Three absurdities: 2) selling off council houses

And another absurdity –

I’ve been reading (Prospect magazine, on the future of cities) about Porto, in Portugal, and how the mayor, Rui Moriera, ‘has pledged not to sell a single council house and instead invest in a programme of renovations and converting derelict buildings into new ones’.

‘We could easily make 10% of our budget every year by selling houses. If you do that you can build a lot of bridges and lots of mayors like that. But it will kill the city. The city will lose all the flair that attracted people in the first place.’

The government here plans the further sale of council houses, and new bridges are planned for London of course. And in time as we lose the social mix, and city-centre estates are replaced by new ‘mixed-use’ developments, London will lose its flair.

In London, and across the country, building more social housing, allowing councils to start building again, encouraging housing associations, has to be the way forward. Not obliging them to sell off their stock, when housing is a vital commodity, more than that, fundamental to our future, and existing private sector plans simply aren’t coping.

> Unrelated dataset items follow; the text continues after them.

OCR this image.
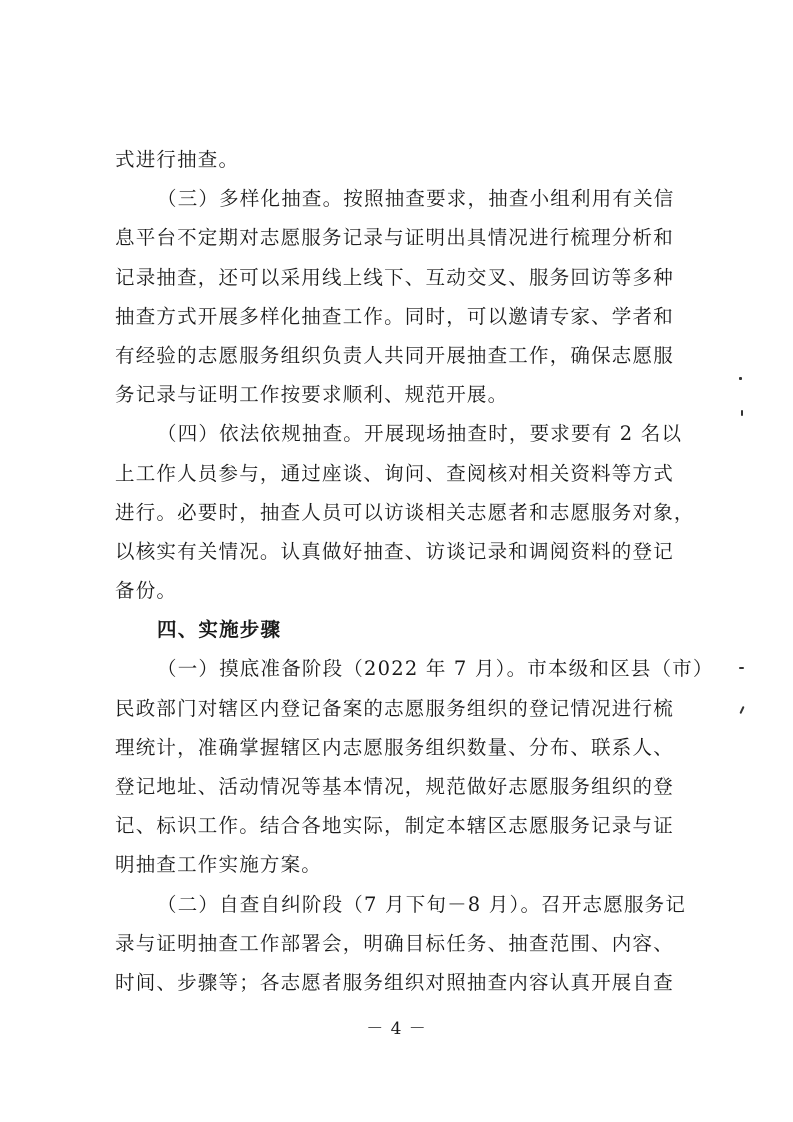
式进行抽查。
（三）多样化抽查。按照抽查要求，抽查小组利用有关信
息平台不定期对志愿服务记录与证明出具情况进行梳理分析和
记录抽查，还可以采用线上线下、互动交叉、服务回访等多种
抽查方式开展多样化抽查工作。同时，可以邀请专家、学者和
有经验的志愿服务组织负责人共同开展抽查工作，确保志愿服
务记录与证明工作按要求顺利、规范开展。
（四）依法依规抽查。开展现场抽查时，要求要有 2 名以
上工作人员参与，通过座谈、询问、查阅核对相关资料等方式
进行。必要时，抽查人员可以访谈相关志愿者和志愿服务对象，
以核实有关情况。认真做好抽查、访谈记录和调阅资料的登记
备份。
四、实施步骤
（一）摸底准备阶段（2022 年 7 月）。市本级和区县（市）
民政部门对辖区内登记备案的志愿服务组织的登记情况进行梳
理统计，准确掌握辖区内志愿服务组织数量、分布、联系人、
登记地址、活动情况等基本情况，规范做好志愿服务组织的登
记、标识工作。结合各地实际，制定本辖区志愿服务记录与证
明抽查工作实施方案。
（二）自查自纠阶段（7 月下旬－8 月）。召开志愿服务记
录与证明抽查工作部署会，明确目标任务、抽查范围、内容、
时间、步骤等；各志愿者服务组织对照抽查内容认真开展自查
－ 4 －
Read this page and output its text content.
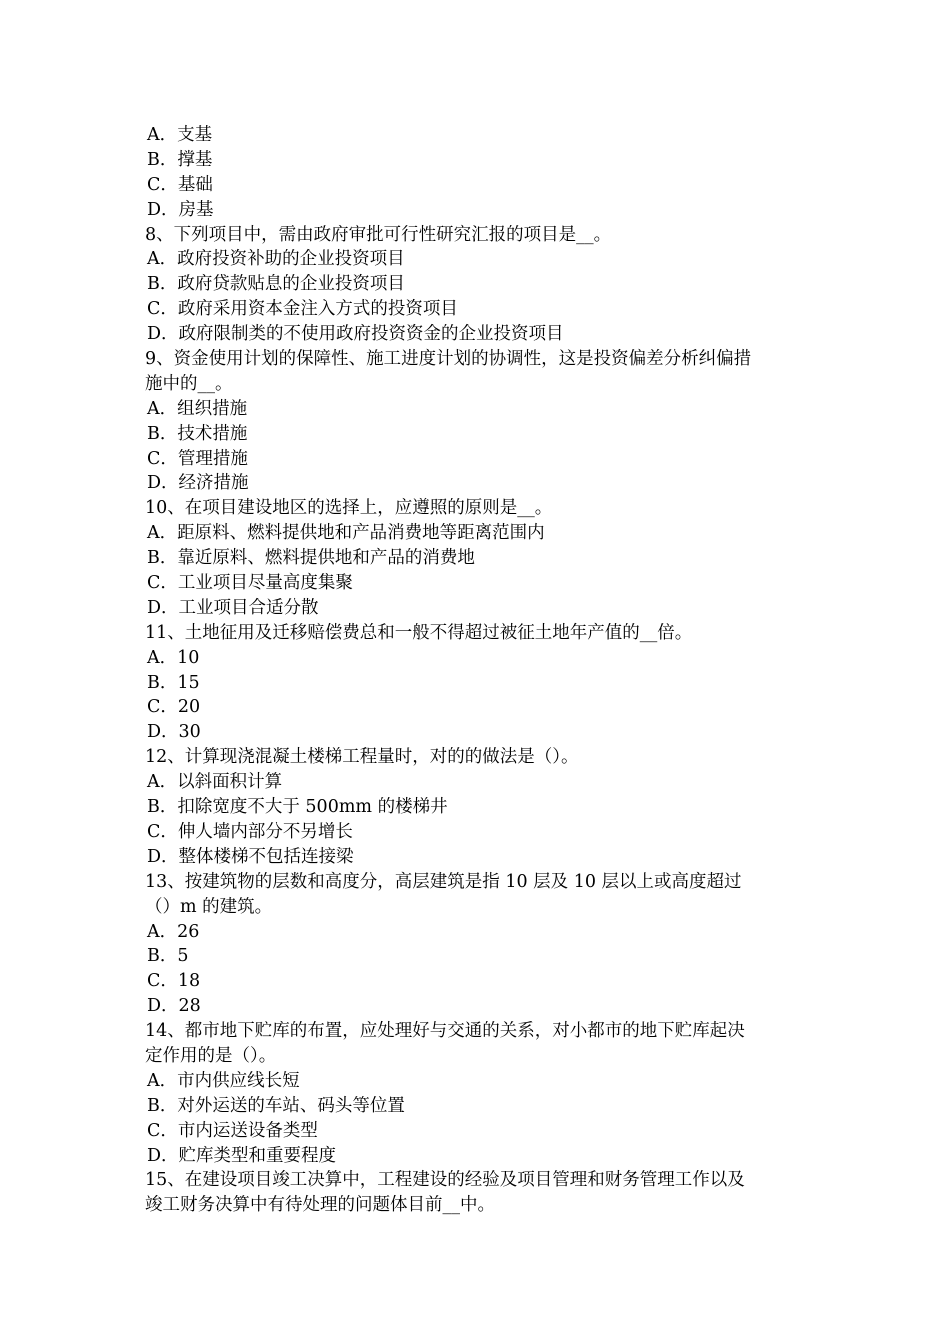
A．支基
B．撑基
C．基础
D．房基
8、下列项目中，需由政府审批可行性研究汇报的项目是__。
A．政府投资补助的企业投资项目
B．政府贷款贴息的企业投资项目
C．政府采用资本金注入方式的投资项目
D．政府限制类的不使用政府投资资金的企业投资项目
9、资金使用计划的保障性、施工进度计划的协调性，这是投资偏差分析纠偏措
施中的__。
A．组织措施
B．技术措施
C．管理措施
D．经济措施
10、在项目建设地区的选择上，应遵照的原则是__。
A．距原料、燃料提供地和产品消费地等距离范围内
B．靠近原料、燃料提供地和产品的消费地
C．工业项目尽量高度集聚
D．工业项目合适分散
11、土地征用及迁移赔偿费总和一般不得超过被征土地年产值的__倍。
A．10
B．15
C．20
D．30
12、计算现浇混凝土楼梯工程量时，对的的做法是（）。
A．以斜面积计算
B．扣除宽度不大于 500mm 的楼梯井
C．伸人墙内部分不另增长
D．整体楼梯不包括连接梁
13、按建筑物的层数和高度分，高层建筑是指 10 层及 10 层以上或高度超过
（）m 的建筑。
A．26
B．5
C．18
D．28
14、都市地下贮库的布置，应处理好与交通的关系，对小都市的地下贮库起决
定作用的是（）。
A．市内供应线长短
B．对外运送的车站、码头等位置
C．市内运送设备类型
D．贮库类型和重要程度
15、在建设项目竣工决算中，工程建设的经验及项目管理和财务管理工作以及
竣工财务决算中有待处理的问题体目前__中。
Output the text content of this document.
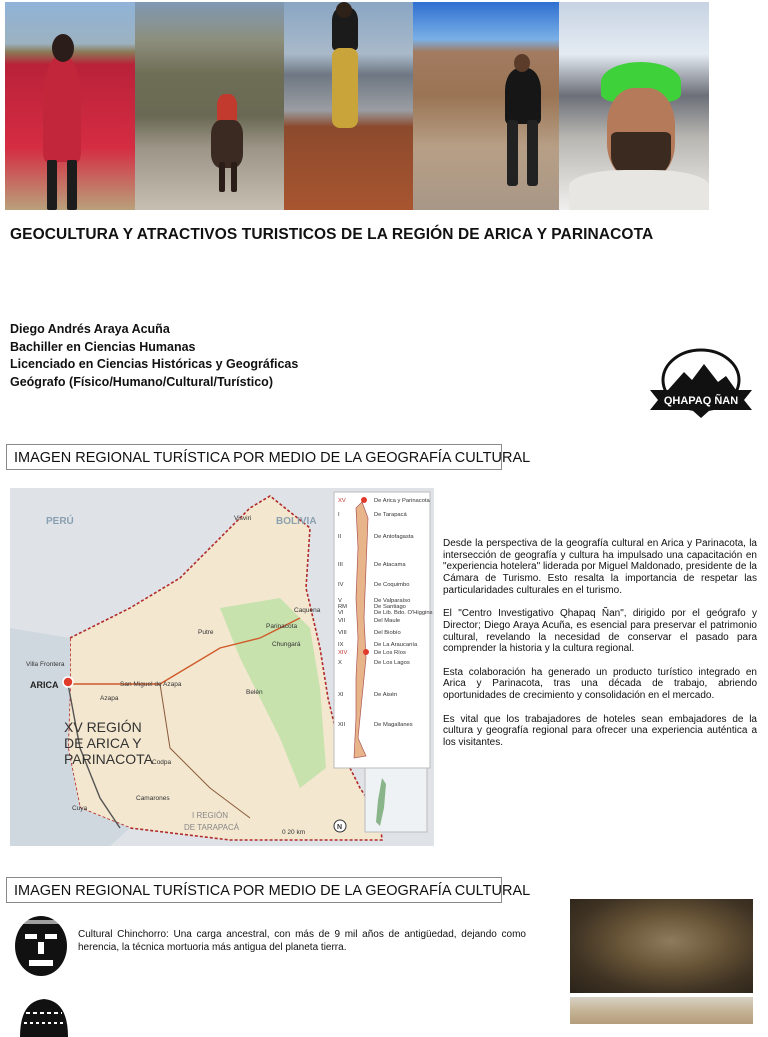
GEOCULTURA Y ATRACTIVOS TURISTICOS DE LA REGIÓN DE ARICA Y PARINACOTA
Diego Andrés Araya Acuña
Bachiller en Ciencias Humanas
Licenciado en Ciencias Históricas y Geográficas
Geógrafo (Físico/Humano/Cultural/Turístico)
QHAPAQ ÑAN
IMAGEN REGIONAL TURÍSTICA POR MEDIO DE LA GEOGRAFÍA CULTURAL
PERÚ	BOLIVIA
ARICA
XV REGIÓN DE ARICA Y PARINACOTA
I REGIÓN DE TARAPACÁ
Visviri
Putre
Parinacota
San Miguel de Azapa
Belén
Codpa
Cuya
Caquena
Chungará
Villa Frontera
Azapa
Camarones
0 20 km
N
XV	De Arica y Parinacota
I	De Tarapacá
II	De Antofagasta
III	De Atacama
IV	De Coquimbo
V	De Valparaíso
RM	De Santiago
VI	De Lib. Bdo. O'Higgins
VII	Del Maule
VIII	Del Biobío
IX	De La Araucanía
XIV	De Los Ríos
X	De Los Lagos
XI	De Aisén
XII	De Magallanes

Desde la perspectiva de la geografía cultural en Arica y Parinacota, la intersección de geografía y cultura ha impulsado una capacitación en "experiencia hotelera" liderada por Miguel Maldonado, presidente de la Cámara de Turismo. Esto resalta la importancia de respetar las particularidades culturales en el turismo.

El "Centro Investigativo Qhapaq Ñan", dirigido por el geógrafo y Director; Diego Araya Acuña, es esencial para preservar el patrimonio cultural, revelando la necesidad de conservar el pasado para comprender la historia y la cultura regional.

Esta colaboración ha generado un producto turístico integrado en Arica y Parinacota, tras una década de trabajo, abriendo oportunidades de crecimiento y consolidación en el mercado.

Es vital que los trabajadores de hoteles sean embajadores de la cultura y geografía regional para ofrecer una experiencia auténtica a los visitantes.

IMAGEN REGIONAL TURÍSTICA POR MEDIO DE LA GEOGRAFÍA CULTURAL
Cultural Chinchorro: Una carga ancestral, con más de 9 mil años de antigüedad, dejando como herencia, la técnica mortuoria más antigua del planeta tierra.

Doctinaire considerations – private over public – bid down the practical. (See my third blog, my third absurdity.)

Three absurdities: 1) HS2

Back to politics, and avoiding the referendum:

HS2, the great white unwanted straight-line snake that will reduce journey times by a few minutes or an hour or by some other insignificant short and quite unnecessary time, when there’s always useful things to do on trains, and anyway

trains go to the centre of cities, and businesses unless they’re banks or headquarters don’t hang around in the centre of cities

and if they can have all the conferences and conversations they need in virtual or in e-mail form

Upgrade existing lines, improve the motorways, both are vital – but don’t cut mega-expensive swathes through the heart and soul of the country, and spend money so much better used elsewhere.

Infrastructure, Lord Adonis (infrastructure supremo), isn’t about the big gestures, it’s about Devon, and Cornwall, and Wales, Nottingham and Derby, and Norwich and Newcastle, it’s about all the ordinary towns, the ordinary places – not just the metropolises

Too late I fear on this one, the political parties have all closed in behind it, after initial doubts. I remember the Economist making the contra case, but they have gone quiet.

Realising that some battles are lost, I fear this one is.